Friday, February 20, 2009

The International

The spy-thriller genre is one of my favorites, but one with which I have a troubled relationship. Many of the recent films in this genre have really let me down, not because of their narrative structure per se, because they often wind up endorsing the premises of the Global War on Terror in a way that makes me want to vomit (e.g. it's all the damn A-rabs' fault for corrupting us with their Islamofascism). That is, the high concept of these movies are deeply flawed to me. Because of that, I have come to have a low expectation of these movies. In baseball terms, they often seem to swagger up to the plate, then strike out.

So I went into The International in Leominster last Saturday with mild expectations. The subject matter seemed intriguing: a big evil global bank that is trying to corner the market on certain kinds of arms shipments. But you can't always tell from the trailers how things are going to go, concept-wise. I was hoping that perhaps the movie would at least reach first base.

To my surprise, the movie hit a double and stole third. Not the home run I have looking for, that really spells everything out, but a darn good start.

Given my pleasant surprise at the concept level of the movie, I could forgive many other things about it, but in this case I really didn't have to. The story was well told, moved along nicely, and was well acted and directed. If anything, it was a bit cerebral, and thus I suppose it will not make a lot of money at the box office. There is probably not enough action and brain-splattering head shots to satisfy certain segments of the audience, despite a very intense and well-directed shoot-em-up scene at the Guggenheim Museum in Manhattan (I can hardly wait to get the DVD to see how they pulled that off).

I also have a weakness for Clive Ovens because he is the movie star closest in age to me. He plays an Interpol agent on a lone quest to discover the truth (now you're really speaking my language), and he spends most of the movie looking as haggard and worn-out as you would expect such a character to be.

Naomi Watts plays opposite him as a Manhattan assistant D.A. who looks like she has walked right off the set of Law and Order. The story doesn't waste time on any romance between the two characters. It is established early on that Watts' character is in a stable, loving marriage. More importantly, in this world, there is no time for such dalliances. No time for "lovey-dovey," as the Talking Heads song says. There is too much danger, too much truth to expose.
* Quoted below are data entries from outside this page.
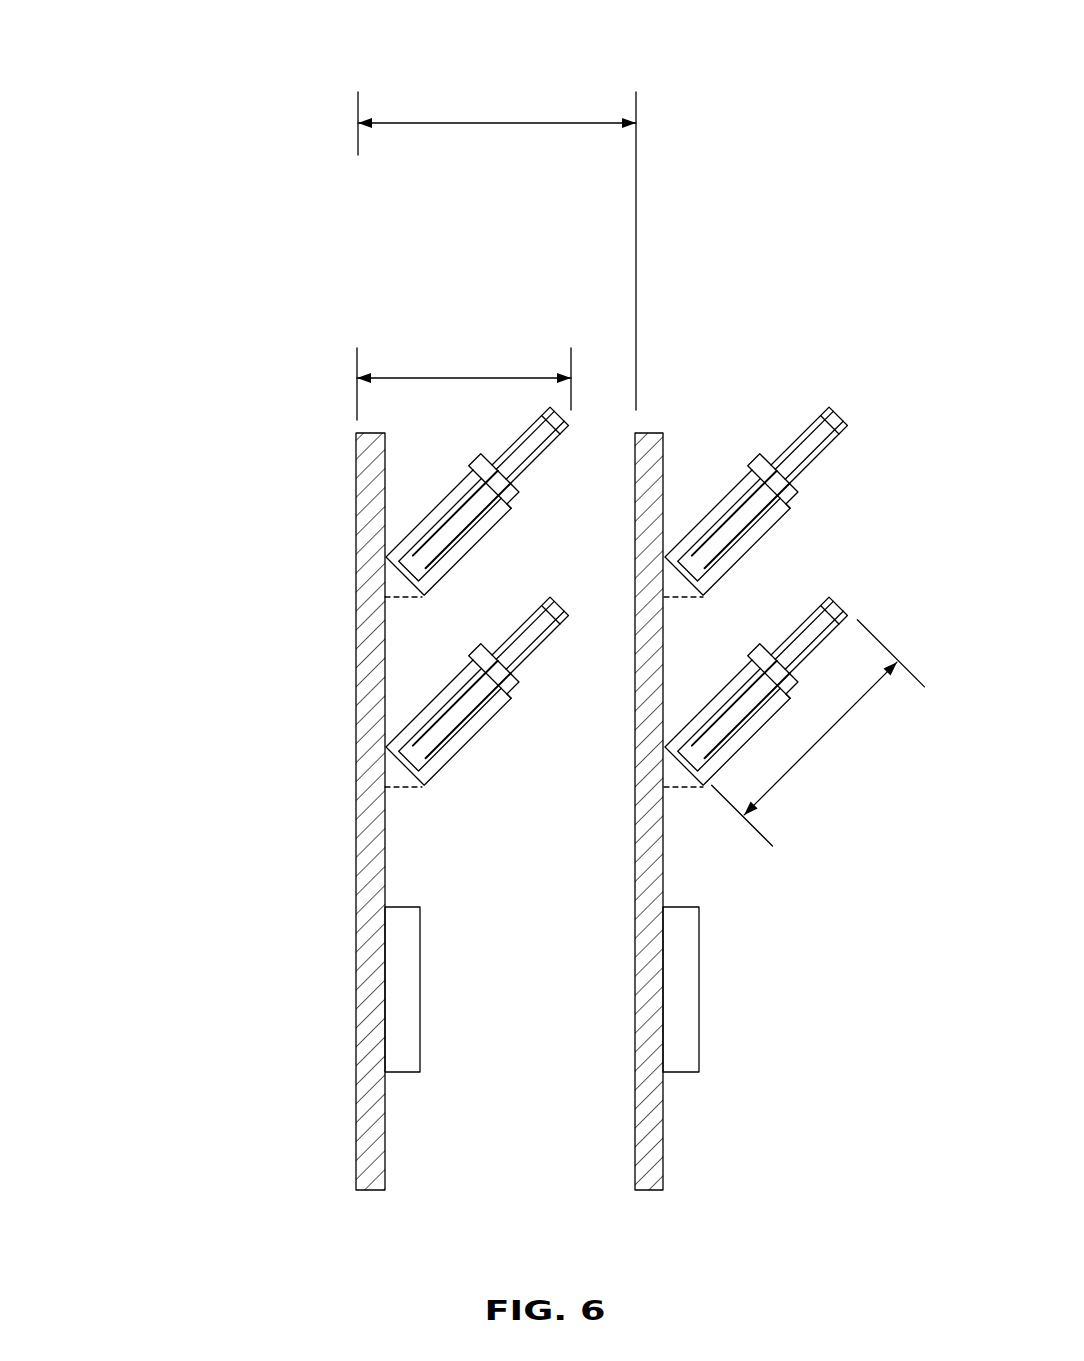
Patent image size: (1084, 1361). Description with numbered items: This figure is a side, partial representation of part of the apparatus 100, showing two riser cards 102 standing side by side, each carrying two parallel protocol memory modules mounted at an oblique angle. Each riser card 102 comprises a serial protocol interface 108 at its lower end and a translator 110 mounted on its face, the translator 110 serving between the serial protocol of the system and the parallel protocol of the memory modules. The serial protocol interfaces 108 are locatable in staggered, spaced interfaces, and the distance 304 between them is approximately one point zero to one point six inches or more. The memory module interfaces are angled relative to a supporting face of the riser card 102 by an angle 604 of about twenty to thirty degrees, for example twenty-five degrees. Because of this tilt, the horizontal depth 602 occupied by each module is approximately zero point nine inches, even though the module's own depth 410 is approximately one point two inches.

The apparatus 100 is at (121, 1210).
The riser card 102 is at (322, 788).
The serial protocol interface 108 is at (367, 1222).
The translator 110 is at (438, 973).
The distance between staggered serial protocol interfaces 304 is at (475, 123).
The depth of the parallel protocol memory module 410 is at (850, 712).
The depth of the parallel protocol memory module 602 is at (475, 378).
The angle 604 is at (430, 503).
The "evil" in this movie is the from of giant bank, called the IBBC, an obvious play on the Bank of Credit and Commerce International (BCCI), a one-time Bush-connected bank that was involved in world-wide arms shipments. The bank here is like the BCCI on steroids, in a millennial world in a which elite bankers rule everything without fear of reprisal from governments. I kept expecting the movie to back down from this high-level premise, but it kept it going all the way through.

Armin Mueller-Stahl (who else could possibly do it?) is perfectly cast at the ex-East German apparatchik who reveals the "facts of life" to Owens' character in a scene reminiscent of the "architect's confession" in The Matrix Reloaded. We are told: the governments cannot help you. There is no recourse for justice, because there is too much high-level corruption.
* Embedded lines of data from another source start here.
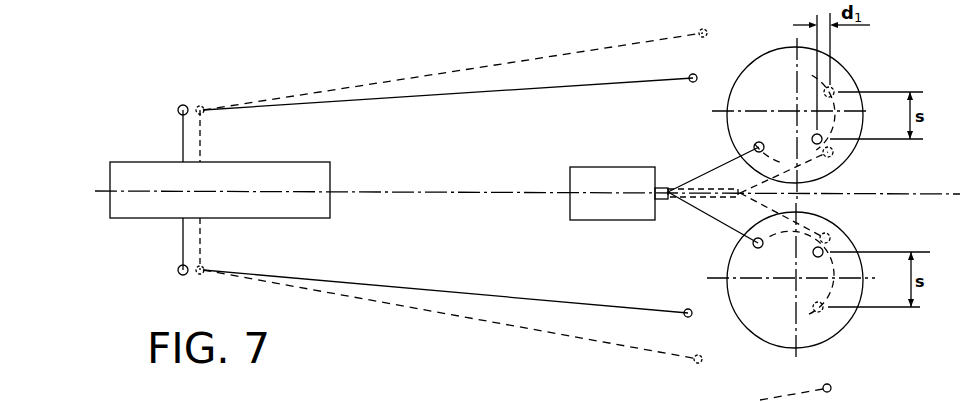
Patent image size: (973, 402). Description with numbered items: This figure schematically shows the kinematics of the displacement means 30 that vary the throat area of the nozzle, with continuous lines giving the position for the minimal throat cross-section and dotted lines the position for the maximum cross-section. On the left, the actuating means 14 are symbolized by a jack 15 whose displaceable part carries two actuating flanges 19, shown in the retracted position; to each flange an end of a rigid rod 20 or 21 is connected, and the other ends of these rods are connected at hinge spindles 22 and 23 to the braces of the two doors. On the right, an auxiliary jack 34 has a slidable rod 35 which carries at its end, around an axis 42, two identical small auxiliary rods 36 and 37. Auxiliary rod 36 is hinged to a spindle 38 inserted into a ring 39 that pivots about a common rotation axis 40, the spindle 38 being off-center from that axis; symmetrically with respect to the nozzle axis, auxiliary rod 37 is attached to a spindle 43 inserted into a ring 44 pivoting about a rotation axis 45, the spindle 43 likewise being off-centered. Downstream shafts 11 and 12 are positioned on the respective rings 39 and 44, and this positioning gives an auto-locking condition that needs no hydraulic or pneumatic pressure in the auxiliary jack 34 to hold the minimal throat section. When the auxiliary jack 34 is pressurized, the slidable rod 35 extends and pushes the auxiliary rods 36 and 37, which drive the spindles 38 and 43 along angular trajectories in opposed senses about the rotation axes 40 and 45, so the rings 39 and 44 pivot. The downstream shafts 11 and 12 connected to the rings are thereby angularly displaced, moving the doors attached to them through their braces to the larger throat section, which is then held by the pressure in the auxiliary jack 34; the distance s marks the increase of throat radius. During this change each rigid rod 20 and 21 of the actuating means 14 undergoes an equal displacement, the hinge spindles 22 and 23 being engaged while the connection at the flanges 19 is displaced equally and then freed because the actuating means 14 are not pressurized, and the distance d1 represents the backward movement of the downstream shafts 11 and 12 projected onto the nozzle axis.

The downstream shaft 11 is at (833, 153).
The downstream shaft 12 is at (830, 240).
The actuating means 14 is at (195, 188).
The jack 15 is at (125, 173).
The actuating flanges 19 is at (183, 132).
The rigid rod 20 is at (408, 98).
The rigid rod 21 is at (407, 288).
The hinge spindle 22 is at (690, 75).
The hinge spindle 23 is at (687, 318).
The displacement means 30 is at (896, 188).
The auxiliary jack 34 is at (570, 183).
The slidable rod 35 is at (661, 189).
The auxiliary rod 36 is at (703, 175).
The auxiliary rod 37 is at (695, 212).
The spindle 38 is at (754, 147).
The ring 39 is at (775, 55).
The rotation axis 40 is at (797, 110).
The axis 42 is at (668, 200).
The spindle 43 is at (750, 245).
The ring 44 is at (825, 325).
The rotation axis 45 is at (793, 278).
The lack of recourse to obtain justice is recurring theme in movies over the last few years, even ones based on flawed concepts. This is one of the most important symptoms of the breakdown of the classical order, in which plot resolutions were always based on the establishment of justice.

Without justice, movies are telling us, there is only private revenge, which is always an inferior resolution, one that degrades the hero. Fortunately in this case the hero is spared this degradation, in a climactic scene that is reminiscent of the end of Three Days of the Condor, a movie that The International somewhat aspires to be. The mechanics of the climactic scene are nicely foreshadowed by an assassination scene in a plaza earlier in the film.
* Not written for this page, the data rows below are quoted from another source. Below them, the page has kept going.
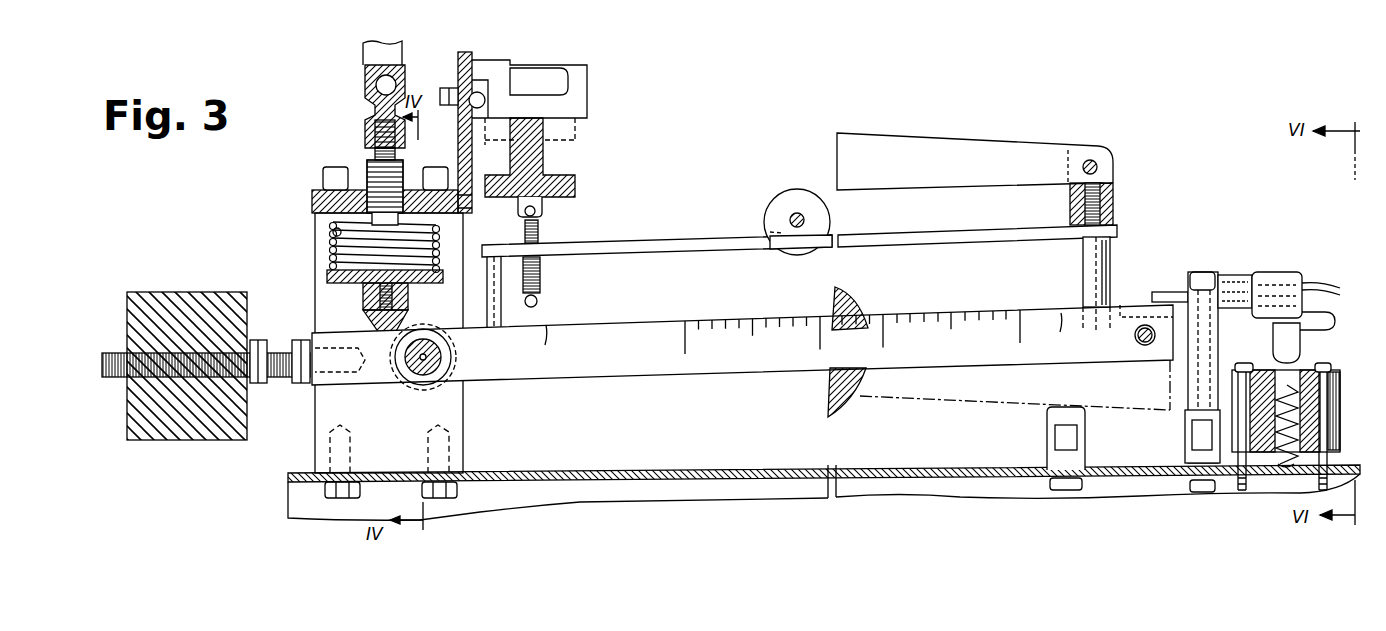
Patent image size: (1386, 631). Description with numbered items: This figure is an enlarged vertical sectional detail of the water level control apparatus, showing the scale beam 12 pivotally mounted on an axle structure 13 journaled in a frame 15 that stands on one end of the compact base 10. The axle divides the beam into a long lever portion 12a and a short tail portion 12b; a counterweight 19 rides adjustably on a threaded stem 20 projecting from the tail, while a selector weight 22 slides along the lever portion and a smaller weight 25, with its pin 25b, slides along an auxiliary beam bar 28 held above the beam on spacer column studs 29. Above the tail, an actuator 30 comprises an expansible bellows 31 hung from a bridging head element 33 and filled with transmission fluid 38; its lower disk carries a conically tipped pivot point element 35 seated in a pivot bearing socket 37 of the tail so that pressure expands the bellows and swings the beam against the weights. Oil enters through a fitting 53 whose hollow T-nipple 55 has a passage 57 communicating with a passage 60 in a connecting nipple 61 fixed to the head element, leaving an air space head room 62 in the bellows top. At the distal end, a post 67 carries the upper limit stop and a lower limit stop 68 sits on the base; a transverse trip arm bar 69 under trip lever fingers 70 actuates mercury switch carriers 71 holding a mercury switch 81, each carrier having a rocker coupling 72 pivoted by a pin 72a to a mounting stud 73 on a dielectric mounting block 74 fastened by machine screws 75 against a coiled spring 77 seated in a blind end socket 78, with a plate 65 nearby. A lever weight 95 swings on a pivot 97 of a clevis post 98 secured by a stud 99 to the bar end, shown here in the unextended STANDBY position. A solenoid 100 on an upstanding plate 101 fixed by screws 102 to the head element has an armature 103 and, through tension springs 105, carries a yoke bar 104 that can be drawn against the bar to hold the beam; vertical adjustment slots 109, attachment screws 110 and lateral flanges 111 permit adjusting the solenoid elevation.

The base 10 is at (824, 474).
The scale beam 12 is at (742, 373).
The lever portion 12a is at (827, 347).
The tail portion 12b is at (347, 384).
The axle structure 13 is at (423, 371).
The frame 15 is at (414, 355).
The counterweight 19 is at (187, 381).
The threaded stem 20 is at (206, 346).
The selector weight 22 is at (851, 404).
The smaller weight 25 is at (772, 212).
The roller pin 25b is at (782, 193).
The auxiliary beam bar 28 is at (799, 228).
The spacer column studs 29 is at (1070, 283).
The actuator 30 is at (351, 247).
The expansible bellows 31 is at (405, 270).
The bridging head element 33 is at (375, 174).
The pivot point element 35 is at (401, 311).
The pivot bearing socket 37 is at (363, 332).
The transmission fluid 38 is at (312, 231).
The fitting 53 is at (401, 36).
The T-nipple 55 is at (401, 102).
The passage 57 is at (348, 82).
The passage 60 is at (356, 126).
The connecting nipple 61 is at (407, 182).
The air space head room 62 is at (476, 178).
The plate 65 is at (1161, 274).
The post 67 is at (1178, 446).
The lower limit stop 68 is at (1046, 448).
The trip arm bar 69 is at (1138, 357).
The trip lever fingers 70 is at (1194, 355).
The mercury switch carrier 71 is at (1296, 283).
The rocker coupling 72 is at (1308, 343).
The pin 72a is at (1324, 324).
The mounting stud 73 is at (1302, 399).
The dielectric mounting block 74 is at (1352, 411).
The machine screws 75 is at (1287, 440).
The coiled spring 77 is at (1271, 489).
The blind end socket 78 is at (1265, 400).
The mercury switch 81 is at (1235, 274).
The lever weight 95 is at (932, 149).
The pivot 97 is at (1112, 158).
The clevis post 98 is at (1071, 204).
The stud 99 is at (1117, 204).
The solenoid 100 is at (560, 102).
The mounting plate 101 is at (478, 108).
The screws 102 is at (492, 276).
The armature 103 is at (548, 167).
The yoke bar 104 is at (554, 282).
The tension springs 105 is at (555, 229).
The vertical adjustment slots 109 is at (508, 78).
The attachment screws 110 is at (508, 88).
The lateral flanges 111 is at (485, 61).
But it is not as daring as Condor, and thus not as dark at the end. In Condor, the hero Joseph Turner (Redford) is left all alone, facing the vast inscrutable darkness that surrounds him ("How do you know they'll print it?"). At the end of The International, on the other hand, the hero is let off the hook, left standing as a meaningless and impotent pawn in a world of battling global elite forces of varying degrees of malignancy.

The movie suggests that perhaps this is the best hope we have: that in their titanic struggle for control of the world, the elites will destroy each other without destroying us.